» » France Gall - Paris, France

France Gall - Paris, France album flac


Performer: France Gall
Genre: Electronic / Rock / Pop
Title: Paris, France
Released: 1980
Style: Chanson, Pop Rock
FLAC version ZIP size: 1372 mb
MP3 version ZIP size: 1492 mb
WMA version ZIP size: 1393 mb
Rating: 4.6
Votes: 645
Other Formats: AC3 MP1 WAV WMA MIDI AA MMF

Isabelle Geneviève Marie Anne Gall (French pronunciation: ; 9 October 1947 – 7 January 2018), better known by her stage name France Gall, was a French yé-yé singer. In 1965, aged 17, she won the Eurovision Song Contest. Between 1973 and 1992, she collaborated with singer-songwriter Michel Berger. Gall was born in Paris on 9 October 1947, to a highly musical family. Her father, the lyricist Robert Gall, wrote songs for Édith Piaf and Charles Aznavour.

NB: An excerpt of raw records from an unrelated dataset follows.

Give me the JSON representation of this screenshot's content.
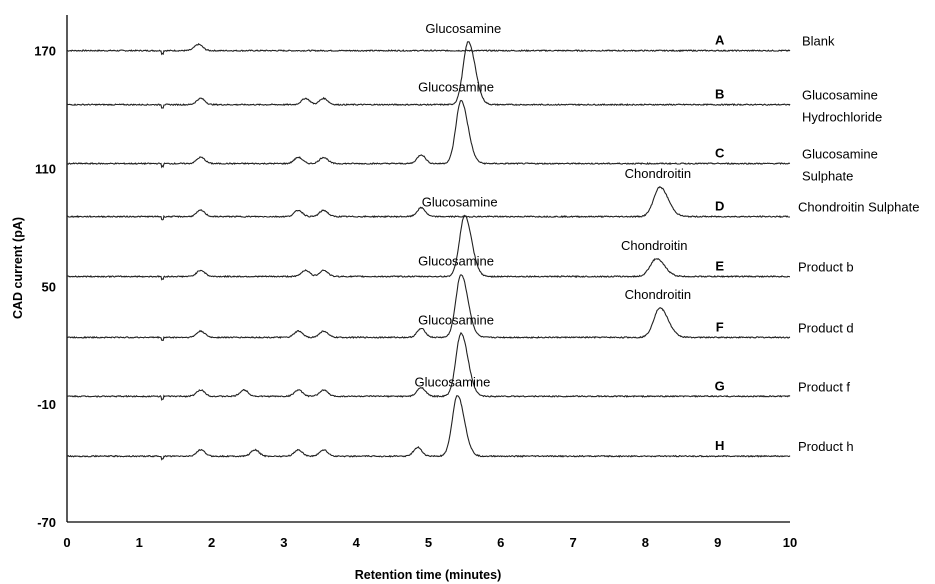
{
  "chart_data": {
    "type": "line",
    "xlabel": "Retention time (minutes)",
    "ylabel": "CAD current (pA)",
    "xlim": [
      0,
      10
    ],
    "ylim": [
      -70,
      180
    ],
    "xticks": [
      "0",
      "1",
      "2",
      "3",
      "4",
      "5",
      "6",
      "7",
      "8",
      "9",
      "10"
    ],
    "yticks": [
      "170",
      "110",
      "50",
      "-10",
      "-70"
    ],
    "grid": false,
    "series": [
      {
        "letter": "A",
        "name": "Blank",
        "baseline": 170,
        "bumps": [
          1.82
        ],
        "peaks": []
      },
      {
        "letter": "B",
        "name": "Glucosamine Hydrochloride",
        "baseline": 142.5,
        "bumps": [
          1.85,
          3.3,
          3.55
        ],
        "peaks": [
          {
            "label": "Glucosamine",
            "x": 5.55,
            "height": 32
          }
        ]
      },
      {
        "letter": "C",
        "name": "Glucosamine Sulphate",
        "baseline": 112.5,
        "bumps": [
          1.85,
          3.2,
          3.55,
          4.9
        ],
        "peaks": [
          {
            "label": "Glucosamine",
            "x": 5.45,
            "height": 32
          }
        ]
      },
      {
        "letter": "D",
        "name": "Chondroitin Sulphate",
        "baseline": 85.5,
        "bumps": [
          1.85,
          3.2,
          3.55,
          4.9
        ],
        "peaks": [
          {
            "label": "Chondroitin",
            "x": 8.2,
            "height": 15
          }
        ]
      },
      {
        "letter": "E",
        "name": "Product b",
        "baseline": 55,
        "bumps": [
          1.85,
          3.3,
          3.55
        ],
        "peaks": [
          {
            "label": "Glucosamine",
            "x": 5.5,
            "height": 31
          },
          {
            "label": "Chondroitin",
            "x": 8.15,
            "height": 9
          }
        ]
      },
      {
        "letter": "F",
        "name": "Product d",
        "baseline": 24,
        "bumps": [
          1.85,
          3.2,
          3.55,
          4.9
        ],
        "peaks": [
          {
            "label": "Glucosamine",
            "x": 5.45,
            "height": 32
          },
          {
            "label": "Chondroitin",
            "x": 8.2,
            "height": 15
          }
        ]
      },
      {
        "letter": "G",
        "name": "Product f",
        "baseline": -6,
        "bumps": [
          1.85,
          2.45,
          3.2,
          3.55,
          4.9
        ],
        "peaks": [
          {
            "label": "Glucosamine",
            "x": 5.45,
            "height": 32
          }
        ]
      },
      {
        "letter": "H",
        "name": "Product h",
        "baseline": -36.5,
        "bumps": [
          1.85,
          2.6,
          3.2,
          3.55,
          4.85
        ],
        "peaks": [
          {
            "label": "Glucosamine",
            "x": 5.4,
            "height": 31
          }
        ]
      }
    ]
  }
}
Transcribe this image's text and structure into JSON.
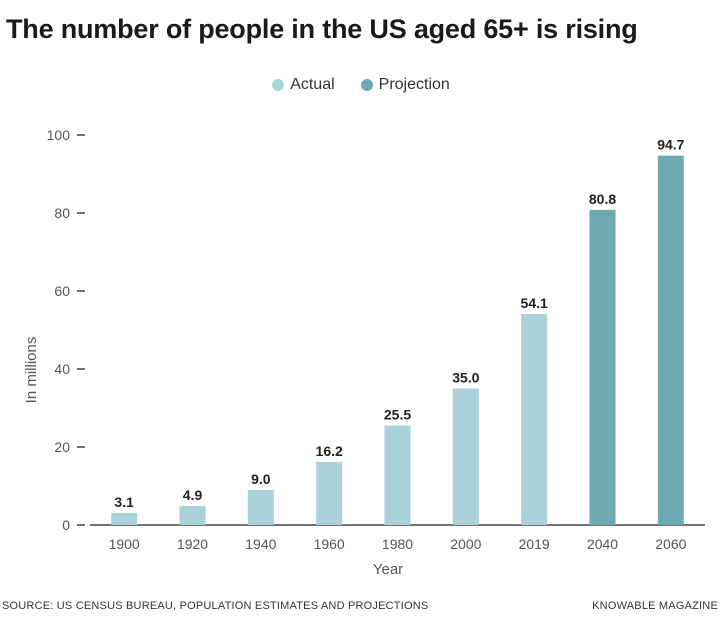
{
  "title": "The number of people in the US aged 65+ is rising",
  "legend": {
    "actual_label": "Actual",
    "projection_label": "Projection"
  },
  "colors": {
    "actual": "#a9d2d9",
    "projection": "#6ea8b1",
    "axis": "#444444"
  },
  "source": "SOURCE: US CENSUS BUREAU, POPULATION ESTIMATES AND PROJECTIONS",
  "publisher": "KNOWABLE MAGAZINE",
  "chart_data": {
    "type": "bar",
    "title": "The number of people in the US aged 65+ is rising",
    "xlabel": "Year",
    "ylabel": "In millions",
    "ylim": [
      0,
      100
    ],
    "yticks": [
      0,
      20,
      40,
      60,
      80,
      100
    ],
    "categories": [
      "1900",
      "1920",
      "1940",
      "1960",
      "1980",
      "2000",
      "2019",
      "2040",
      "2060"
    ],
    "values": [
      3.1,
      4.9,
      9.0,
      16.2,
      25.5,
      35.0,
      54.1,
      80.8,
      94.7
    ],
    "value_labels": [
      "3.1",
      "4.9",
      "9.0",
      "16.2",
      "25.5",
      "35.0",
      "54.1",
      "80.8",
      "94.7"
    ],
    "series_type": [
      "actual",
      "actual",
      "actual",
      "actual",
      "actual",
      "actual",
      "actual",
      "projection",
      "projection"
    ],
    "legend_position": "top-center",
    "grid": false
  }
}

France Gall (born Isabelle Geneviève Marie Anne Gall on 9 October, 1947 in Paris, France - died 7 January 2018) was an influential singer who performed for many decades. She notably represented Luxembourg in the 1965 Eurovision Song Contest with "Poupée de Cire, Poupée de Son"; that winning song was just one of many that she performed which had been written by Serge Gainsbourg. Her career spanned roughly forty years, primarily in France, but she was best known over the world for the songs which she performed during the 60s, many of them a part of the ye-ye style.

Paris, France (album). Studio album by France Gall. May 19, 1980 (1980-05-19). Anti-terrorism demonstration on Place de la République after ''Charlie Hebdo'' shooting (11 January 2015). A record producer or track producer or music producer oversees and manages the sound recording and production of a band.

France Gall - Paris, France. Discography: France Gall. Palais Des Sports 82 (2013). Mes Débuts (Remastered) (2019). Das Beste: Ihre Deutschen Hits (2019). France Gall CDStory (2001).

Poupée De Cire, Poupée De Son. 2018. 11. 10. 12. lossless. 14. 15. Tout pour la musique. 08. 07.